Jeremy Wilton, whose father Graham started the paper as a rival to the Banbury Guardian (now owned by Johnston Press) in 1977, said: “I just think it’s sad that they can’t keep it going.
“It’s a shame – people around here liked it because it was typical Banbury really. Sad to see it become a TV screen, but there we are.”
Wilton, a former national newspaper photographer who now owns Four Shires Magazine, said his father began the Cake from his front room and initially bought unused phone directory paper to print it on – meaning it was variously blue, green and pink.
Wilton said: “[My father] pissed everyone off because he stole all the staff from the local paper to set up this independent one.
“The Banbury Cake was a bit of a ground-breaker at the time because there were very few free newspapers back then.”
He added: “It was a good local community thing.”
The paper distributed about 53,000 copies a week in the 1980s. Full-year ABC figures for 2015, the latest available for the Cake, showed it had an average print distribution of just over 13,000 copies, down from more than 34,000 at the turn of the millennium.

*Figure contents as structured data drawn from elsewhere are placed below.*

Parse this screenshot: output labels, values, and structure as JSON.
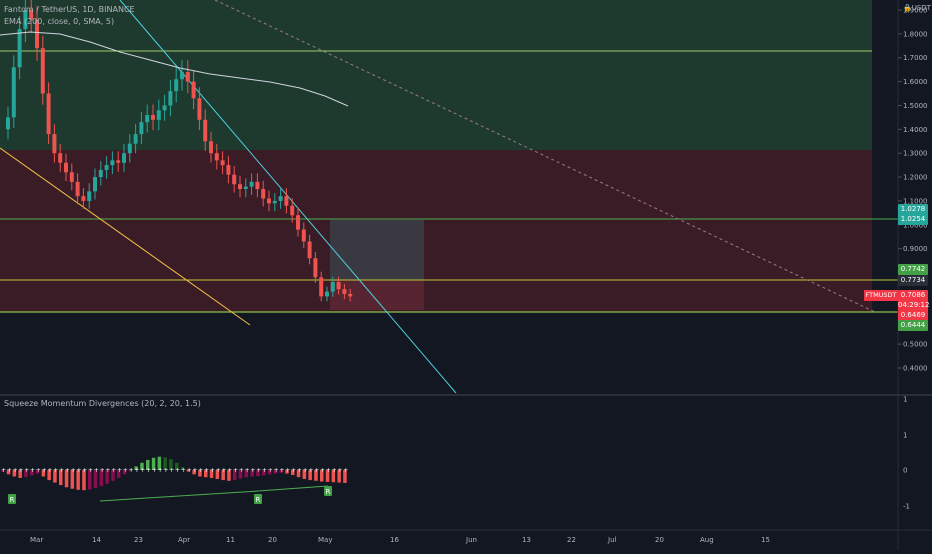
{
  "legend": {
    "title": "Fantom / TetherUS, 1D, BINANCE",
    "ema": "EMA (200, close, 0, SMA, 5)",
    "indicator": "Squeeze Momentum Divergences (20, 2, 20, 1.5)"
  },
  "price_axis": {
    "currency": "USDT",
    "ticks": [
      "1.9000",
      "1.8000",
      "1.7000",
      "1.6000",
      "1.5000",
      "1.4000",
      "1.3000",
      "1.2000",
      "1.1000",
      "1.0000",
      "0.9000",
      "0.8000",
      "0.7000",
      "0.6000",
      "0.5000",
      "0.4000"
    ],
    "tick_values": [
      1.9,
      1.8,
      1.7,
      1.6,
      1.5,
      1.4,
      1.3,
      1.2,
      1.1,
      1.0,
      0.9,
      0.8,
      0.7,
      0.6,
      0.5,
      0.4
    ]
  },
  "price_tags": {
    "t1": "1.0278",
    "t2": "1.0254",
    "t3": "0.7742",
    "t4": "0.7734",
    "ticker": "FTMUSDT",
    "current": "0.7086",
    "countdown": "04:29:12",
    "t5": "0.6469",
    "t6": "0.6444"
  },
  "osc_axis": {
    "ticks": [
      "1",
      "0",
      "-1"
    ]
  },
  "time_axis": {
    "labels": [
      "Mar",
      "14",
      "23",
      "Apr",
      "11",
      "20",
      "May",
      "16",
      "Jun",
      "13",
      "22",
      "Jul",
      "20",
      "Aug",
      "15"
    ]
  },
  "markers": {
    "label": "R"
  },
  "colors": {
    "bg": "#131722",
    "green_zone": "#1e3a2f",
    "red_zone": "#3a1c26",
    "up": "#26a69a",
    "down": "#ef5350",
    "line_green": "#4caf50",
    "line_lime": "#8bc34a",
    "cyan": "#4dd0e1",
    "yellow": "#f5c542"
  },
  "chart_data": {
    "type": "candlestick",
    "title": "Fantom / TetherUS, 1D, BINANCE",
    "x_start": "Mar",
    "ylim": [
      0.3,
      1.95
    ],
    "horizontal_levels": [
      1.73,
      1.03,
      0.774,
      0.647
    ],
    "zones": [
      {
        "from": 1.31,
        "to": 1.95,
        "color": "green"
      },
      {
        "from": 0.647,
        "to": 1.31,
        "color": "red"
      }
    ],
    "close_series": [
      1.45,
      1.66,
      1.82,
      1.9,
      1.86,
      1.74,
      1.55,
      1.38,
      1.3,
      1.26,
      1.22,
      1.18,
      1.12,
      1.1,
      1.14,
      1.2,
      1.23,
      1.25,
      1.27,
      1.26,
      1.3,
      1.34,
      1.38,
      1.43,
      1.46,
      1.44,
      1.48,
      1.5,
      1.56,
      1.61,
      1.64,
      1.6,
      1.53,
      1.44,
      1.35,
      1.3,
      1.27,
      1.25,
      1.21,
      1.17,
      1.15,
      1.16,
      1.18,
      1.15,
      1.11,
      1.09,
      1.1,
      1.12,
      1.08,
      1.04,
      0.98,
      0.93,
      0.86,
      0.78,
      0.7,
      0.72,
      0.76,
      0.73,
      0.71,
      0.7
    ],
    "current_price": 0.7086,
    "squeeze_momentum": [
      -0.05,
      -0.12,
      -0.18,
      -0.22,
      -0.2,
      -0.15,
      -0.1,
      -0.18,
      -0.28,
      -0.35,
      -0.42,
      -0.48,
      -0.52,
      -0.55,
      -0.56,
      -0.54,
      -0.5,
      -0.45,
      -0.38,
      -0.3,
      -0.22,
      -0.12,
      -0.02,
      0.1,
      0.2,
      0.28,
      0.34,
      0.37,
      0.35,
      0.3,
      0.2,
      0.08,
      -0.04,
      -0.12,
      -0.18,
      -0.2,
      -0.22,
      -0.25,
      -0.28,
      -0.3,
      -0.28,
      -0.24,
      -0.2,
      -0.18,
      -0.17,
      -0.15,
      -0.12,
      -0.1,
      -0.08,
      -0.1,
      -0.14,
      -0.2,
      -0.25,
      -0.28,
      -0.3,
      -0.32,
      -0.33,
      -0.34,
      -0.35,
      -0.36
    ]
  }
}
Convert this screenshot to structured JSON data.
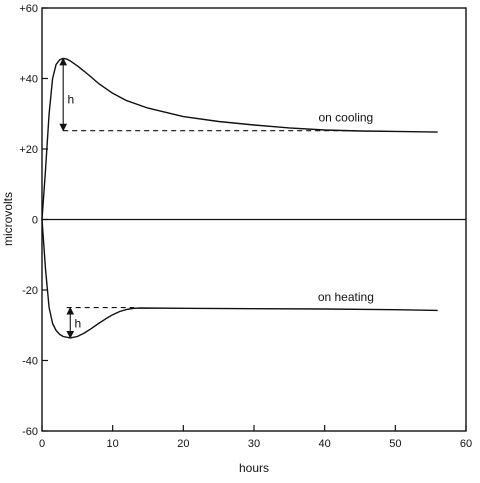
{
  "chart_data": {
    "type": "line",
    "title": "",
    "xlabel": "hours",
    "ylabel": "microvolts",
    "xlim": [
      0,
      60
    ],
    "ylim": [
      -60,
      60
    ],
    "x_ticks": [
      0,
      10,
      20,
      30,
      40,
      50,
      60
    ],
    "x_tick_labels": [
      "0",
      "10",
      "20",
      "30",
      "40",
      "50",
      "60"
    ],
    "y_ticks": [
      60,
      40,
      20,
      0,
      -20,
      -40,
      -60
    ],
    "y_tick_labels": [
      "+60",
      "+40",
      "+20",
      "0",
      "-20",
      "-40",
      "-60"
    ],
    "grid": false,
    "zero_line": true,
    "series": [
      {
        "style": "solid",
        "x": [
          0,
          0.5,
          1,
          1.5,
          2,
          2.5,
          3,
          3.5,
          4,
          5,
          6,
          7,
          8,
          10,
          12,
          15,
          20,
          25,
          30,
          35,
          40,
          45,
          50,
          56
        ],
        "y": [
          0,
          14,
          30,
          40,
          44,
          45.3,
          45.7,
          45.5,
          45,
          43.6,
          42,
          40.3,
          38.6,
          35.8,
          33.7,
          31.6,
          29.2,
          27.8,
          26.8,
          26,
          25.4,
          25.1,
          25,
          24.8
        ]
      },
      {
        "style": "solid",
        "x": [
          0,
          0.5,
          1,
          1.5,
          2,
          2.5,
          3,
          4,
          5,
          6,
          7,
          8,
          9,
          10,
          11,
          12,
          13,
          14,
          20,
          30,
          40,
          50,
          56
        ],
        "y": [
          0,
          -14,
          -25,
          -29.5,
          -31.5,
          -32.6,
          -33.2,
          -33.6,
          -33.2,
          -32.2,
          -30.9,
          -29.5,
          -28.2,
          -27,
          -26.1,
          -25.5,
          -25.2,
          -25.1,
          -25.2,
          -25.3,
          -25.4,
          -25.6,
          -25.8
        ]
      },
      {
        "style": "dashed",
        "x": [
          3,
          45
        ],
        "y": [
          25.2,
          25.2
        ]
      },
      {
        "style": "dashed",
        "x": [
          3.5,
          13
        ],
        "y": [
          -25,
          -25
        ]
      }
    ],
    "annotations": [
      {
        "text": "on cooling",
        "x": 43,
        "y": 29
      },
      {
        "text": "on heating",
        "x": 43,
        "y": -22
      },
      {
        "text": "h",
        "x": 3.6,
        "y": 34
      },
      {
        "text": "h",
        "x": 4.6,
        "y": -29.5
      }
    ],
    "arrows": [
      {
        "x": 3,
        "y_from": 25.2,
        "y_to": 45.7
      },
      {
        "x": 4,
        "y_from": -25,
        "y_to": -33.6
      }
    ]
  }
}
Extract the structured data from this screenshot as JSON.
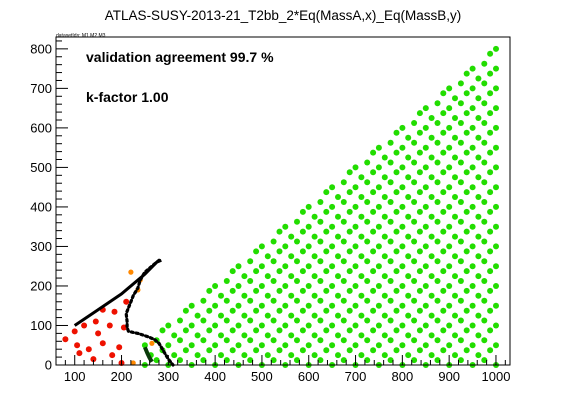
{
  "chart_data": {
    "type": "scatter",
    "title": "ATLAS-SUSY-2013-21_T2bb_2*Eq(MassA,x)_Eq(MassB,y)",
    "small_label": "datasetIds: M1 M2 M3",
    "annotations": [
      "validation agreement 99.7 %",
      "k-factor 1.00"
    ],
    "xlabel": "",
    "ylabel": "",
    "xlim": [
      60,
      1030
    ],
    "ylim": [
      0,
      830
    ],
    "xticks": [
      100,
      200,
      300,
      400,
      500,
      600,
      700,
      800,
      900,
      1000
    ],
    "yticks": [
      0,
      100,
      200,
      300,
      400,
      500,
      600,
      700,
      800
    ],
    "grid": false,
    "colors": {
      "allowed": "#22dd00",
      "excluded": "#ee1100",
      "borderline": "#ff8800",
      "official_curve": "#000000",
      "smodels_curve": "#000000",
      "curve_tail": "#0a3a0a"
    },
    "grid_points": {
      "description_free": true,
      "x_start": 100,
      "x_end": 1000,
      "x_step": 25,
      "y_step": 25,
      "diagonal_offset": 200
    },
    "excluded_points": [
      [
        80,
        65
      ],
      [
        105,
        50
      ],
      [
        130,
        40
      ],
      [
        150,
        80
      ],
      [
        160,
        55
      ],
      [
        180,
        25
      ],
      [
        195,
        45
      ],
      [
        205,
        95
      ],
      [
        175,
        100
      ],
      [
        145,
        110
      ],
      [
        120,
        100
      ],
      [
        100,
        85
      ],
      [
        200,
        5
      ],
      [
        185,
        135
      ],
      [
        160,
        140
      ],
      [
        210,
        160
      ],
      [
        110,
        30
      ],
      [
        140,
        15
      ]
    ],
    "borderline_points": [
      [
        225,
        5
      ],
      [
        235,
        190
      ],
      [
        240,
        215
      ],
      [
        220,
        235
      ],
      [
        265,
        55
      ]
    ],
    "official_curve": [
      [
        100,
        100
      ],
      [
        150,
        140
      ],
      [
        200,
        180
      ],
      [
        250,
        230
      ],
      [
        275,
        260
      ],
      [
        285,
        265
      ]
    ],
    "smodels_curve": [
      [
        280,
        265
      ],
      [
        265,
        250
      ],
      [
        250,
        235
      ],
      [
        240,
        215
      ],
      [
        235,
        195
      ],
      [
        225,
        175
      ],
      [
        220,
        160
      ],
      [
        215,
        145
      ],
      [
        210,
        130
      ],
      [
        212,
        110
      ],
      [
        212,
        95
      ],
      [
        215,
        85
      ],
      [
        235,
        80
      ],
      [
        255,
        72
      ],
      [
        270,
        65
      ],
      [
        280,
        55
      ],
      [
        290,
        35
      ],
      [
        300,
        15
      ],
      [
        310,
        0
      ]
    ],
    "curve_tail": [
      [
        250,
        45
      ],
      [
        255,
        30
      ],
      [
        260,
        18
      ],
      [
        265,
        8
      ]
    ]
  }
}
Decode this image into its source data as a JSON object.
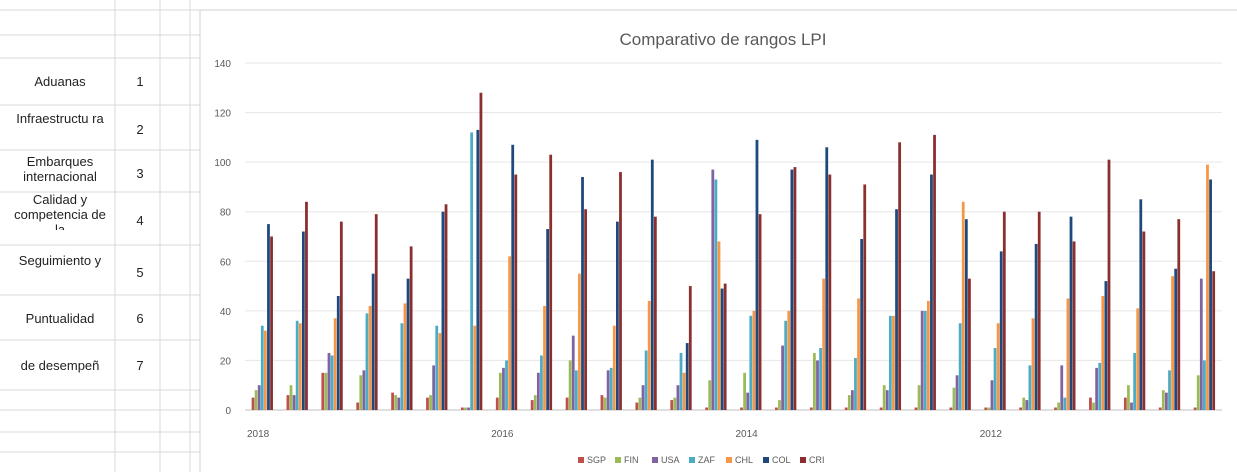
{
  "table": {
    "rows": [
      {
        "label": "Aduanas",
        "num": "1"
      },
      {
        "label": "Infraestructu ra",
        "num": "2"
      },
      {
        "label": "Embarques internacional",
        "num": "3"
      },
      {
        "label": "Calidad y competencia de la",
        "num": "4"
      },
      {
        "label": "Seguimiento y",
        "num": "5"
      },
      {
        "label": "Puntualidad",
        "num": "6"
      },
      {
        "label": "de desempeñ",
        "num": "7"
      }
    ]
  },
  "chart_data": {
    "type": "bar",
    "title": "Comparativo de rangos LPI",
    "ylim": [
      0,
      140
    ],
    "yticks": [
      0,
      20,
      40,
      60,
      80,
      100,
      120,
      140
    ],
    "x_tick_labels": [
      {
        "label": "2018",
        "group": 0
      },
      {
        "label": "2016",
        "group": 7
      },
      {
        "label": "2014",
        "group": 14
      },
      {
        "label": "2012",
        "group": 21
      }
    ],
    "grid": true,
    "legend_position": "bottom",
    "series": [
      {
        "name": "SGP",
        "color": "#c0504d",
        "values": [
          5,
          6,
          15,
          3,
          7,
          5,
          1,
          5,
          4,
          5,
          6,
          3,
          4,
          1,
          1,
          1,
          1,
          1,
          1,
          1,
          1,
          1,
          1,
          1,
          5,
          5,
          1,
          1
        ]
      },
      {
        "name": "FIN",
        "color": "#9bbb59",
        "values": [
          8,
          10,
          15,
          14,
          6,
          6,
          1,
          15,
          6,
          20,
          5,
          5,
          5,
          12,
          15,
          4,
          23,
          6,
          10,
          10,
          9,
          1,
          5,
          3,
          3,
          10,
          8,
          14
        ]
      },
      {
        "name": "USA",
        "color": "#8064a2",
        "values": [
          10,
          6,
          23,
          16,
          5,
          18,
          1,
          17,
          15,
          30,
          16,
          10,
          10,
          97,
          7,
          26,
          20,
          8,
          8,
          40,
          14,
          12,
          4,
          18,
          17,
          3,
          7,
          53
        ]
      },
      {
        "name": "ZAF",
        "color": "#4bacc6",
        "values": [
          34,
          36,
          22,
          39,
          35,
          34,
          112,
          20,
          22,
          16,
          17,
          24,
          23,
          93,
          38,
          36,
          25,
          21,
          38,
          40,
          35,
          25,
          18,
          5,
          19,
          23,
          16,
          20
        ]
      },
      {
        "name": "CHL",
        "color": "#f79646",
        "values": [
          32,
          35,
          37,
          42,
          43,
          31,
          34,
          62,
          42,
          55,
          34,
          44,
          15,
          68,
          40,
          40,
          53,
          45,
          38,
          44,
          84,
          35,
          37,
          45,
          46,
          41,
          54,
          99
        ]
      },
      {
        "name": "COL",
        "color": "#1f497d",
        "values": [
          75,
          72,
          46,
          55,
          53,
          80,
          113,
          107,
          73,
          94,
          76,
          101,
          27,
          49,
          109,
          97,
          106,
          69,
          81,
          95,
          77,
          64,
          67,
          78,
          52,
          85,
          57,
          93
        ]
      },
      {
        "name": "CRI",
        "color": "#8b2e2e",
        "values": [
          70,
          84,
          76,
          79,
          66,
          83,
          128,
          95,
          103,
          81,
          96,
          78,
          50,
          51,
          79,
          98,
          95,
          91,
          108,
          111,
          53,
          80,
          80,
          68,
          101,
          72,
          77,
          56
        ]
      }
    ],
    "group_count": 28
  }
}
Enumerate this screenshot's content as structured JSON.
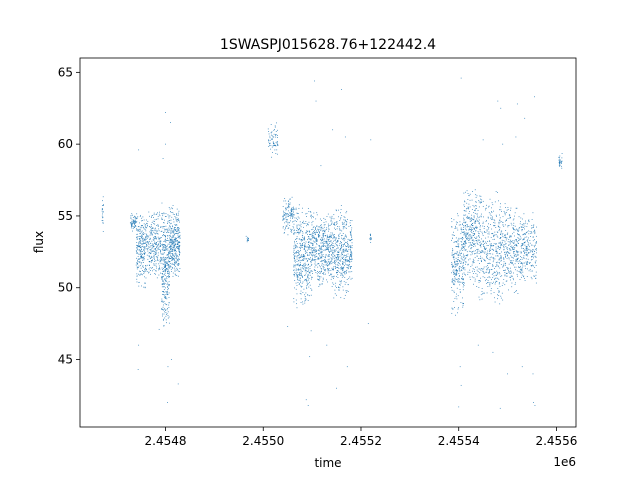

Wilton said that last year the paper stopped being distributed to homes and was left to pick-ups in supermarkets and newsagents.
Banbury Cake staff are based at the same office as Newsquest daily the Oxford Mail in Osney, Oxford.
A Newsquest spokesman said: “The Banbury Cake will continue as a digital only platform, and in print we will be increasing the number of our Banbury focused magazines.”
The Banbury Guardian is no longer audited by ABC. The most recent figure, for 2012, showed a paid-for circulation of 12,656.